Karlsruher Taxifahrer transportieren statt Firmenkunden nur noch Kranke

Karlsruhe (mt) - Seit fast einem Jahr gibt es wegen Corona keine durchzechten Partynächte, Kongresse und Messen mehr. Wen das besonders trifft, sind die Taxifahrer. Roland Koffler vom Taxiruf Karlsruhe ist schon seit 40 Jahre in der Branche. Er hat in dieser  Zeit noch nie so eine Flaute erlebt wie momentan. Seit Anfang der Krise verzeichnet er einen Umsatzrückgang von etwa 70 Prozent.

Foto: Symbolbild/pixabay

"Man konnte trotzdem seine Familie ernähren"

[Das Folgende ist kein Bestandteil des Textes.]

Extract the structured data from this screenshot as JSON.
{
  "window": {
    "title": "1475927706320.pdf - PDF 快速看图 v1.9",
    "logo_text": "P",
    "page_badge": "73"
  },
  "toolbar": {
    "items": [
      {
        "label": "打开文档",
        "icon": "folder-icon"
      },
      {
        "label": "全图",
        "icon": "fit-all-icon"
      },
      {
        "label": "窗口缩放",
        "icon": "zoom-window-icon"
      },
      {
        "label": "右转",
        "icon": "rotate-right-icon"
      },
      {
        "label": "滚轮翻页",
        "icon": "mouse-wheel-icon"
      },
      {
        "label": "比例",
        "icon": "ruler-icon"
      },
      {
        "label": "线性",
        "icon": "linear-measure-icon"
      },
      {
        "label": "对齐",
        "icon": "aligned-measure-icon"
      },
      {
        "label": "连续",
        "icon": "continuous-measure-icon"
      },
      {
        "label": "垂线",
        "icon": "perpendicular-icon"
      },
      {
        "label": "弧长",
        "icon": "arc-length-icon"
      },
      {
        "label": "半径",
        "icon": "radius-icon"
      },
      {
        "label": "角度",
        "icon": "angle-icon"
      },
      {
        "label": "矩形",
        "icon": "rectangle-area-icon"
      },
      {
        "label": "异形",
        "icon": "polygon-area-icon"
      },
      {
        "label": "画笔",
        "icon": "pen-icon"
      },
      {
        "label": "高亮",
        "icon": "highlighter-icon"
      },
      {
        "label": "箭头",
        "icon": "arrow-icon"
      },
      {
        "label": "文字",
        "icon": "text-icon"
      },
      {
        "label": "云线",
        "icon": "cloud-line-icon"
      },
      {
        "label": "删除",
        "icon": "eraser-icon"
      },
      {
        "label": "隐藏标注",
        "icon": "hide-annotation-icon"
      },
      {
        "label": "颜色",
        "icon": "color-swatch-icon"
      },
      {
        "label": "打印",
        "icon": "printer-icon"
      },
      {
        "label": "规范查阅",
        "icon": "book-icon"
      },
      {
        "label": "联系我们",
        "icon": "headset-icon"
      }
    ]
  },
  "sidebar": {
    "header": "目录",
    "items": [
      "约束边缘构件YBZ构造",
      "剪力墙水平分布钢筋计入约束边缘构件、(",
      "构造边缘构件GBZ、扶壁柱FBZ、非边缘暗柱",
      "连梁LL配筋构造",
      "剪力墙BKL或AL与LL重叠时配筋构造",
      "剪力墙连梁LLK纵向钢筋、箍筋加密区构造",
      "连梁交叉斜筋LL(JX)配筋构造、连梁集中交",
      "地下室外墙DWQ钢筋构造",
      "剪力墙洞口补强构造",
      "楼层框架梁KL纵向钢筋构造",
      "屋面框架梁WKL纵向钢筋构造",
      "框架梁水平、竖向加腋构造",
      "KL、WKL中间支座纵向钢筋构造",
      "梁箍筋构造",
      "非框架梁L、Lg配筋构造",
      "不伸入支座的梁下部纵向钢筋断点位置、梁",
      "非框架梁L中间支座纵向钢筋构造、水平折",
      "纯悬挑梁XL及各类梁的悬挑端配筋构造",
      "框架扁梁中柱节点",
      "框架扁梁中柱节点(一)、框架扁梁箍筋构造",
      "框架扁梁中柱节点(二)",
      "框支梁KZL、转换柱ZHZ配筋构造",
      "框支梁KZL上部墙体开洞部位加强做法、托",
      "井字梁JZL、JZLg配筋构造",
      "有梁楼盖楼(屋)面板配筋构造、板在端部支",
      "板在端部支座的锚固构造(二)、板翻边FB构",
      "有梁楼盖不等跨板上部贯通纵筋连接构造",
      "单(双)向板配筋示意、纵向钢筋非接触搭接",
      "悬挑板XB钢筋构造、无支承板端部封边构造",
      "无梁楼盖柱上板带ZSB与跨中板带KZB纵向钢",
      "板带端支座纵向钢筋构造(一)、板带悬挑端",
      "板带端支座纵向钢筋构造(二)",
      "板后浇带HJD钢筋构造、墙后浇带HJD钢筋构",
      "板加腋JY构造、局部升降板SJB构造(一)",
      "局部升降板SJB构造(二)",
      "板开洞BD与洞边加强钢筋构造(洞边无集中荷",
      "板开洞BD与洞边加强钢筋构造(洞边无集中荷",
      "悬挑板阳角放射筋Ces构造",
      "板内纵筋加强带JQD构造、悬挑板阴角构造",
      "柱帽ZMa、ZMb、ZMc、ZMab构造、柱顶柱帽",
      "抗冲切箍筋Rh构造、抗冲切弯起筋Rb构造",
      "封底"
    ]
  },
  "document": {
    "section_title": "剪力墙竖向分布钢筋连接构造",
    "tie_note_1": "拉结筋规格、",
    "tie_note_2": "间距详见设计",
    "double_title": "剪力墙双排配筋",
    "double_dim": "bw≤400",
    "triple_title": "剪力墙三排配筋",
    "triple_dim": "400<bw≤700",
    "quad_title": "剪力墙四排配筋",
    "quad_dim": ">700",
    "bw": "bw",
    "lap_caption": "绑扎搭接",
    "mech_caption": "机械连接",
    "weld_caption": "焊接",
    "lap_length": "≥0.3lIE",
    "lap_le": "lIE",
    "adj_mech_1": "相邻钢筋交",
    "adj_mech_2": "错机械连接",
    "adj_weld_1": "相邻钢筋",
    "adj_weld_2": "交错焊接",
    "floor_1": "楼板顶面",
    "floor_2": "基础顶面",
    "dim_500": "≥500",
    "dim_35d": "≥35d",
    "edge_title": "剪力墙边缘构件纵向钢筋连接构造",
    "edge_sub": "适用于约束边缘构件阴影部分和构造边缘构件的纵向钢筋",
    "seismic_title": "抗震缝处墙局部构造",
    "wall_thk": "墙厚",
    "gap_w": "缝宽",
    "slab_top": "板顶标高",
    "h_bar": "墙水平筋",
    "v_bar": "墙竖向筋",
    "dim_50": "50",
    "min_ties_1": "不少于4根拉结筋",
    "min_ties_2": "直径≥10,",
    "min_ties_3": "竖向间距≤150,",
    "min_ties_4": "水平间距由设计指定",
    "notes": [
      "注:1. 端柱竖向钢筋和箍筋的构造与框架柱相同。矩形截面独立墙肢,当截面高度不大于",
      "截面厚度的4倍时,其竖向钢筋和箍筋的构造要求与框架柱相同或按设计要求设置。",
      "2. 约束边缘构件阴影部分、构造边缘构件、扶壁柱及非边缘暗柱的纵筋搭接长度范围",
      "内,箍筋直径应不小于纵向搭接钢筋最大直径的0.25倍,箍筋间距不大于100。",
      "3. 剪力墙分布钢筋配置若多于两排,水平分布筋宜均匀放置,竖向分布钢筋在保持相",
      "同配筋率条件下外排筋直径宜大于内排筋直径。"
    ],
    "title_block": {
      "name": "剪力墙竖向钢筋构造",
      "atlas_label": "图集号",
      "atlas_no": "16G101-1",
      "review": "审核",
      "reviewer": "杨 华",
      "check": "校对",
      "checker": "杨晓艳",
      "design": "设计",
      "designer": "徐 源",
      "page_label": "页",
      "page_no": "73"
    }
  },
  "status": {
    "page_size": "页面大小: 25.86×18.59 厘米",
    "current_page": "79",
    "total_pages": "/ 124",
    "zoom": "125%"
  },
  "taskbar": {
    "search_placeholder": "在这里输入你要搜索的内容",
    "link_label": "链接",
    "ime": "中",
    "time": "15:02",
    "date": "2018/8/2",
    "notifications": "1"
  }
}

"Das Taxifahren an und für sich ist schon so lange ich es kenne [...] immer ein Problem gewesen. Es ist natürlich ein Geschäft, in dem man keine Millionen verdient. Aber letztendlich kann oder konnte man trotzdem seine Familie ernähren," so Koffler. Vor Corona haben Taxifahrer am meisten an Firmenkunden verdient: "Früher hat sich da sehr viel bewegt ins Hotel, zum Termin, zurück an den Flughafen usw. Die Reiseunternehmen, Buszubringer und und und. Was inzwischen komplett fehlt, ist das Nachtleben, die Gastronomie. Das ist eigentlich 50 Prozent unseres Umsatzes. Kongresse, Messen und wenn die Hotels voll waren. Das sind richtige Geldbringer gewesen. Aber das gibt es ja jetzt alles nicht mehr." 

Rund um die Uhr da 

Inzwischen sind 99 Prozent der Kunden laut Koffler Fahrgäste, die einfach keine andere Alternative haben, zum Arzt oder ins Krankenhaus zu kommen. Deswegen fahren fast nur noch Kranke, Dialyse- und Chemo-Patienten mit dem Taxi. Auch nach 20 Uhr mit Ausgangssperre gibt es für Taxifahrer was zu tun: "Wir müssen wegen der Daseinsberechtigung rund um die Uhr da sein. In diesem Falle gibt es dann tatsächlich auch noch Kunden, die fahren. Es gibt Polizeireviere, die rufen an, weil sie jemanden aufgegriffen haben, der dann nach Hause muss. Es gibt Abschleppdienste, die, wenn sie irgendein Pannenfahrzeug oder Unfallfahrzeuge transportieren dürfen, die Fahrgäste bzw. die Fahrer nicht mitnehmen. Da müssen wir dann aus Hygieneschutzgründen mit dem Taxi hinterherfahren. Wir fahren auch Krankenhauspersonal, Ärzte, Krankenschwestern und Labor-Fahrten, die es auch in der Nacht gibt. Auch Geburten oder als Zubringer vom einen Krankenhaus ins andere Krankenhaus."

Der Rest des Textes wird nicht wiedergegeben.